With perimenopause and my rapidly shifting hormones, my focus on vegan as opposed to a low-fat WFPB diet, along with other stressors led to a severe personality change. I would later learn that taking too much thyroid hormone can have devastating psychological effects.

Looking back, I realize that I wasn’t really eating healthy. I was a vegan, but I was not eating fresh fruits and vegetables as often as I do now, and I did use oil.

As a result, I turned my life upside down, not only my life, but my entire family’s life. I left my marriage of 27 years and broke my family apart. Since learning that Hashimoto’s Thyroiditis is affected by hormone fluctuations and stress, I look back at that time with great sadness at what I put my family through. Over time, I have learned to have compassion for myself as well.

Depression and anxiety followed, as did taking antidepressants. Something inside me always knew I needed to focus on diet, but no one around me was eating this way, and I just didn’t have the will. I spent the next five years sitting on the couch and gaining weight. When I finally decided to take control of my life, I didn’t go for diet right away, so I continued to carry around 35-45 extra pounds.

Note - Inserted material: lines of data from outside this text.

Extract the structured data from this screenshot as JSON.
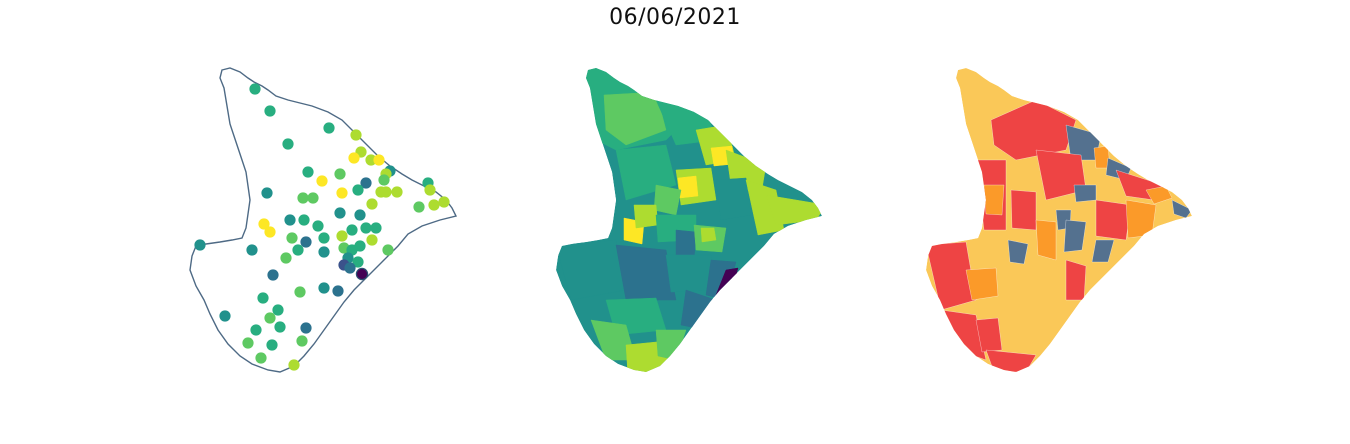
{
  "title": "06/06/2021",
  "colors": {
    "outline": "#4e6a85",
    "viridis": [
      "#440154",
      "#3b528b",
      "#2c728e",
      "#21918c",
      "#28ae80",
      "#5ec962",
      "#addc30",
      "#fde725"
    ],
    "categories": [
      "#fac858",
      "#ee4444",
      "#fb9a29",
      "#54718f"
    ]
  },
  "panels": [
    {
      "name": "station-points-map"
    },
    {
      "name": "continuous-choropleth-map"
    },
    {
      "name": "categorical-choropleth-map"
    }
  ]
}
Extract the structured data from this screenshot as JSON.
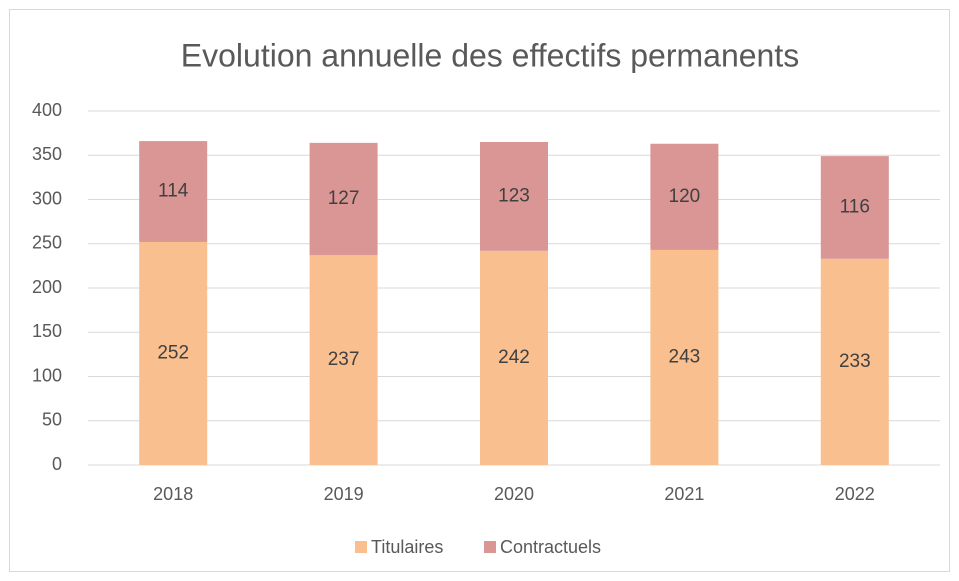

It wasn’t until a friend was rushed to the hospital after falling, and later diagnosed with brain cancer, that I finally decided to take my health seriously. It didn’t happen right away then, either. After visiting her in the hospital for two weeks, I came down with the flu for the first time in 18 years. It was the sickest I had ever been. Every muscle in my body ached, and I was scared for the first time in my life that I might get sick and die and not be able to see my 15 year old daughter grow into a woman.

It was love, not fear, that made me choose the WFPB diet, and luckily, my daughter wanted to join me. In a matter of months we had lost over 20 lbs each. After one year,  she had lost a total of 30 lbs. and I had lost 35 lbs. This time was different because I did not approach the change as a diet. I made a lifestyle change. That simple shift has made all the difference.

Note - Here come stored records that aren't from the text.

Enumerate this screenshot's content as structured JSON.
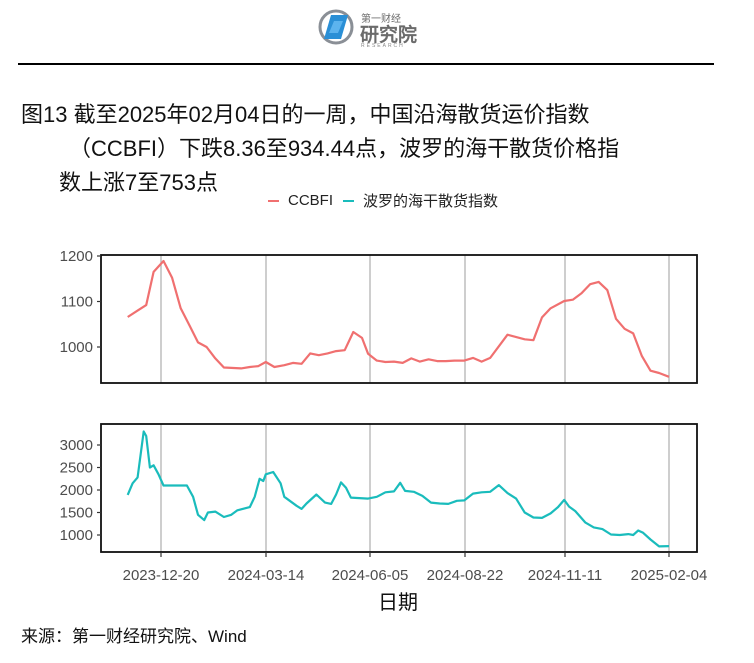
{
  "header": {
    "logo": {
      "small_text": "第一财经",
      "big_text": "研究院",
      "en_text": "RESEARCH",
      "icon": "diamond-in-circle-logo-icon"
    }
  },
  "figure": {
    "title_lines": [
      "图13  截至2025年02月04日的一周，中国沿海散货运价指数",
      "（CCBFI）下跌8.36至934.44点，波罗的海干散货价格指",
      "数上涨7至753点"
    ],
    "x_axis_label": "日期",
    "source": "来源：第一财经研究院、Wind"
  },
  "legend": [
    {
      "label": "CCBFI",
      "color": "#F07070"
    },
    {
      "label": "波罗的海干散货指数",
      "color": "#1ABCBC"
    }
  ],
  "chart_data": {
    "type": "line",
    "title": "截至2025年02月04日的一周，中国沿海散货运价指数（CCBFI）下跌8.36至934.44点，波罗的海干散货价格指数上涨7至753点",
    "xlabel": "日期",
    "x_ticks": [
      "2023-12-20",
      "2024-03-14",
      "2024-06-05",
      "2024-08-22",
      "2024-11-11",
      "2025-02-04"
    ],
    "grid": "vertical lines at x ticks",
    "legend_position": "top",
    "panels": [
      {
        "name": "CCBFI",
        "color": "#F07070",
        "ylim": [
          930,
          1200
        ],
        "y_ticks": [
          1000,
          1100,
          1200
        ],
        "points": [
          [
            "2023-11-23",
            1066
          ],
          [
            "2023-12-01",
            1080
          ],
          [
            "2023-12-08",
            1092
          ],
          [
            "2023-12-14",
            1165
          ],
          [
            "2023-12-22",
            1189
          ],
          [
            "2023-12-29",
            1152
          ],
          [
            "2024-01-05",
            1085
          ],
          [
            "2024-01-12",
            1048
          ],
          [
            "2024-01-19",
            1010
          ],
          [
            "2024-01-26",
            1000
          ],
          [
            "2024-02-02",
            975
          ],
          [
            "2024-02-09",
            955
          ],
          [
            "2024-02-23",
            953
          ],
          [
            "2024-03-01",
            956
          ],
          [
            "2024-03-08",
            958
          ],
          [
            "2024-03-14",
            967
          ],
          [
            "2024-03-21",
            956
          ],
          [
            "2024-03-29",
            960
          ],
          [
            "2024-04-05",
            965
          ],
          [
            "2024-04-12",
            963
          ],
          [
            "2024-04-19",
            986
          ],
          [
            "2024-04-26",
            982
          ],
          [
            "2024-05-03",
            986
          ],
          [
            "2024-05-10",
            991
          ],
          [
            "2024-05-17",
            993
          ],
          [
            "2024-05-24",
            1033
          ],
          [
            "2024-05-31",
            1020
          ],
          [
            "2024-06-05",
            985
          ],
          [
            "2024-06-12",
            970
          ],
          [
            "2024-06-19",
            967
          ],
          [
            "2024-06-26",
            968
          ],
          [
            "2024-07-03",
            965
          ],
          [
            "2024-07-10",
            975
          ],
          [
            "2024-07-17",
            968
          ],
          [
            "2024-07-24",
            973
          ],
          [
            "2024-07-31",
            969
          ],
          [
            "2024-08-07",
            969
          ],
          [
            "2024-08-14",
            970
          ],
          [
            "2024-08-22",
            970
          ],
          [
            "2024-08-29",
            976
          ],
          [
            "2024-09-05",
            968
          ],
          [
            "2024-09-12",
            976
          ],
          [
            "2024-09-26",
            1027
          ],
          [
            "2024-10-10",
            1017
          ],
          [
            "2024-10-17",
            1015
          ],
          [
            "2024-10-24",
            1065
          ],
          [
            "2024-10-31",
            1085
          ],
          [
            "2024-11-11",
            1101
          ],
          [
            "2024-11-18",
            1104
          ],
          [
            "2024-11-25",
            1118
          ],
          [
            "2024-12-02",
            1138
          ],
          [
            "2024-12-09",
            1143
          ],
          [
            "2024-12-16",
            1125
          ],
          [
            "2024-12-23",
            1062
          ],
          [
            "2024-12-30",
            1040
          ],
          [
            "2025-01-06",
            1030
          ],
          [
            "2025-01-13",
            980
          ],
          [
            "2025-01-20",
            948
          ],
          [
            "2025-01-27",
            942.8
          ],
          [
            "2025-02-04",
            934.44
          ]
        ]
      },
      {
        "name": "波罗的海干散货指数",
        "color": "#1ABCBC",
        "ylim": [
          650,
          3450
        ],
        "y_ticks": [
          1000,
          1500,
          2000,
          2500,
          3000
        ],
        "points": [
          [
            "2023-11-23",
            1890
          ],
          [
            "2023-11-27",
            2150
          ],
          [
            "2023-12-01",
            2280
          ],
          [
            "2023-12-04",
            2900
          ],
          [
            "2023-12-06",
            3300
          ],
          [
            "2023-12-08",
            3200
          ],
          [
            "2023-12-11",
            2500
          ],
          [
            "2023-12-14",
            2550
          ],
          [
            "2023-12-18",
            2350
          ],
          [
            "2023-12-22",
            2100
          ],
          [
            "2024-01-05",
            2100
          ],
          [
            "2024-01-10",
            2100
          ],
          [
            "2024-01-15",
            1850
          ],
          [
            "2024-01-19",
            1450
          ],
          [
            "2024-01-24",
            1330
          ],
          [
            "2024-01-27",
            1500
          ],
          [
            "2024-02-02",
            1520
          ],
          [
            "2024-02-09",
            1400
          ],
          [
            "2024-02-15",
            1450
          ],
          [
            "2024-02-20",
            1550
          ],
          [
            "2024-03-01",
            1620
          ],
          [
            "2024-03-05",
            1850
          ],
          [
            "2024-03-09",
            2250
          ],
          [
            "2024-03-12",
            2200
          ],
          [
            "2024-03-14",
            2350
          ],
          [
            "2024-03-20",
            2400
          ],
          [
            "2024-03-26",
            2150
          ],
          [
            "2024-03-29",
            1850
          ],
          [
            "2024-04-08",
            1650
          ],
          [
            "2024-04-12",
            1580
          ],
          [
            "2024-04-16",
            1700
          ],
          [
            "2024-04-24",
            1900
          ],
          [
            "2024-05-01",
            1720
          ],
          [
            "2024-05-06",
            1690
          ],
          [
            "2024-05-10",
            1900
          ],
          [
            "2024-05-14",
            2170
          ],
          [
            "2024-05-18",
            2050
          ],
          [
            "2024-05-22",
            1830
          ],
          [
            "2024-06-05",
            1810
          ],
          [
            "2024-06-12",
            1850
          ],
          [
            "2024-06-19",
            1950
          ],
          [
            "2024-06-26",
            1970
          ],
          [
            "2024-07-01",
            2160
          ],
          [
            "2024-07-05",
            1980
          ],
          [
            "2024-07-12",
            1960
          ],
          [
            "2024-07-19",
            1870
          ],
          [
            "2024-07-26",
            1720
          ],
          [
            "2024-08-02",
            1700
          ],
          [
            "2024-08-09",
            1690
          ],
          [
            "2024-08-16",
            1760
          ],
          [
            "2024-08-22",
            1770
          ],
          [
            "2024-08-29",
            1920
          ],
          [
            "2024-09-05",
            1950
          ],
          [
            "2024-09-12",
            1960
          ],
          [
            "2024-09-19",
            2110
          ],
          [
            "2024-09-26",
            1930
          ],
          [
            "2024-10-03",
            1810
          ],
          [
            "2024-10-10",
            1500
          ],
          [
            "2024-10-17",
            1390
          ],
          [
            "2024-10-24",
            1380
          ],
          [
            "2024-10-31",
            1480
          ],
          [
            "2024-11-06",
            1620
          ],
          [
            "2024-11-11",
            1780
          ],
          [
            "2024-11-15",
            1630
          ],
          [
            "2024-11-20",
            1530
          ],
          [
            "2024-11-28",
            1280
          ],
          [
            "2024-12-05",
            1170
          ],
          [
            "2024-12-12",
            1130
          ],
          [
            "2024-12-19",
            1010
          ],
          [
            "2024-12-26",
            1000
          ],
          [
            "2025-01-02",
            1020
          ],
          [
            "2025-01-06",
            1000
          ],
          [
            "2025-01-10",
            1100
          ],
          [
            "2025-01-14",
            1050
          ],
          [
            "2025-01-20",
            900
          ],
          [
            "2025-01-27",
            746
          ],
          [
            "2025-02-04",
            753
          ]
        ]
      }
    ]
  }
}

It has been two years since I embarked on this journey, and I consider myself still a novice. However, at age 56, my health has never been better, and I feel I am getting healthier each day. My thyroid medication was lowered two times in the first year, and I am careful to have it monitored regularly. My focus is on eating for health, making sure I eat foods high in vitamins and minerals to support my thyroid. I’m discovering that these are the same foods we all need to eat to be healthy.

That’s the story of my journey so far. I am so happy about the results that I want everyone to feel as good as I feel. There are many things we can do to increase our well-being, but I believe that diet is one of the most powerful changes we can make.  I cannot keep this great news a secret, so I have decided to share what I have learned and continue to learn with anyone who will listen.

Thanks for listening, and if there is information you need about the Whole Foods Plant-Based lifestyle, check out my other posts, or comment on Facebook or Twitter, and I will be happy to post the information you need.

Peace,

Deby

p.s. The picture above is my daughter, Bliss, and me after one year on the WFPB lifestyle.